Donald Trump is ‘RUSHING’ troops to Afghanistan in ‘desperate move’ to turn the war around

The 1st Security Force Assistance Brigade (SFAB) is the first of six units comprised of roughly 1,000 soldiers that will be sent to Afghanistan to “advise and assist” foreign armies.

However, the commander of the SFAB, Colonel Scott Jackson, has revealed that training in the woods of Louisiana has been cut short by six months as part of the Republican firebrand’s efforts to diffuse tension in the region.

Colonel Jackson explained: “Whenever you accelerate something, you reduce the quality.

“That’s a strike against it right there.”

Despite the apparent rush to get troops dispatched, the Colonel declared that “this is not going to be like previous deployments” and explained that all previous “advising-type work has been ad hoc”.

Meanwhile, Captain Kristopher Farrar also told Politico that the effort marked a decided shift in how the US Army is tackling the war in Afghanistan.

He said: “This is a way for us to help shape the fight differently than we have in the past.

“The Army’s changing.”

Former State Department and senior Pentagon official David Sedney played down the new brigade’s significance in the region by explaining the SFAB will not “radically change things”.

He went on: “Any idea that these teams are going to come in and radically change things is a huge over-expectation.

“I think they will make a difference, but what degree of difference — that we won’t know for several years, which is the time frame it takes with an institution as fragile and flawed as the Afghan National Army, which we partially trained, partially abandoned and are now coming back to.”
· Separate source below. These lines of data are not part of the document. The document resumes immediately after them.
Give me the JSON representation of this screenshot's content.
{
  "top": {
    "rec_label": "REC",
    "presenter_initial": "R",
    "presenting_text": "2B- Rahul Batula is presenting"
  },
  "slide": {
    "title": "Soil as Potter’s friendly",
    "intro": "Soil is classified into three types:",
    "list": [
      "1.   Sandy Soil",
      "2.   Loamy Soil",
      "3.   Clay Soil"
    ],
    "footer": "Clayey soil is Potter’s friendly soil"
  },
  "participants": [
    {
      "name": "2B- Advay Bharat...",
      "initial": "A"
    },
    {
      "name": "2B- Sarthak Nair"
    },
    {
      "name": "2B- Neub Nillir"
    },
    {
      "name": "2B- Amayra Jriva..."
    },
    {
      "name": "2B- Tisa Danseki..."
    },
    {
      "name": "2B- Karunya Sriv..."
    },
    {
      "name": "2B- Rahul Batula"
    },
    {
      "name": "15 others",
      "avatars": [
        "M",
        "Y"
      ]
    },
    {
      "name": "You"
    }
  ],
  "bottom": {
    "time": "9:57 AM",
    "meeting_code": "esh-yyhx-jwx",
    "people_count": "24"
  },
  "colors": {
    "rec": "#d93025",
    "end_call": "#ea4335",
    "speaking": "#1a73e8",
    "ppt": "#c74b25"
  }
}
The SFAB will be used to assist foreign troops already fighting in the region and will not wage war by themselves.

The Army’s Chief of Staff, General Mark Milley, explained: “We are training, advising and assisting indigenous armies all over the world, and I expect that will increase and not decrease.”

Meanwhile other senior figures are sceptical about the new brigades capability to make a difference in the Afghanistan war.

Retired Brigadier General Donald Bolduc declared: “I always wish the Army the best of luck and success.

“But I don’t think this organisational structure is going to succeed.”

The US launched its invasion of Afghanistan on October 7, 2001 – the war is the longest in the countries’ history.